For the Pumpkin Gnudi

  • 8 ounces ricotta cheese
  • 4 ounces pumpkin puree
  • 1/4 cup finely grated parmesan cheese
  • 1 1/2 to 2 cups all-purpose flour
  • 1 large egg + 1 egg yolk, lightly beaten
  • 1/4 teaspoon salt
  • 1/4 teaspoon pepper
  • for serving: shaved parmesan cheese

For the Vanilla Brown Butter Sauce

For the Fried Sage

  • 2 tablespoons unsalted butter
  • 1 handful fresh sage

Directions

For the Gnudi

  • Place the ricotta on a triple layer of paper towels.
  • Cover it with another triple layer and press down, releasing liquid from the cheese.
  • Scoop the cheese into a bowl and weigh out exactly 6 ounces for the gnocchi.
  • If there is any leftover, use it for another dish!
  • In a bowl, stir together the ricotta, pumpkin, 1 1/4 cups of the flour, cheese, eggs, salt and pepper until just combined - using a rubber spatula.
  • Add the remaining flour 1 tablespoon at a time until the dough comes together, forming a ball.
  • Press the dough into a disk on a floured surface and cut it into four equal pieces.
  • Take each piece and roll it into a log about 16 to 18 inches long. Cut 1-inch pieces with a sharp knife.
  • To cook, bring a pot of salted water to a boil. Once it's simmering, add the gnocchi and cook about 2 to 3 minutes, until it floats for about 30 seconds.
  • Remove with a large slotted spoon or sieve to drain.
  • Toss the gnocchi with the brown butter, fried sage and shaved Parmesan.
  • Serve immediately.

For the vanilla brown butter

  • Heat a saucepan over medium heat and add the butter.
  • Immediately begin whisking.

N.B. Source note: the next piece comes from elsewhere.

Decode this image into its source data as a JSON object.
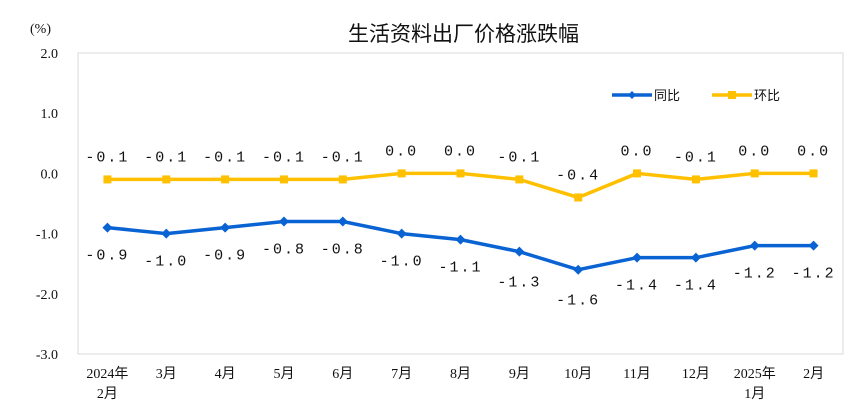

Stir as it bubbles, and after 2 to 3 minutes or so you should see brown bits appear on the bottom of the pan.
  • Remove from heat immediately and add in the vanilla beans.
  • Continue to whisk for another 30 seconds.

For the fried sage

  • Place the butter in a skillet over medium heat.
  • Once melted and sizzling, add in the sage leaves and cook for 30 seconds on each side.
  • Remove them and place on a paper towel to drain excess butter.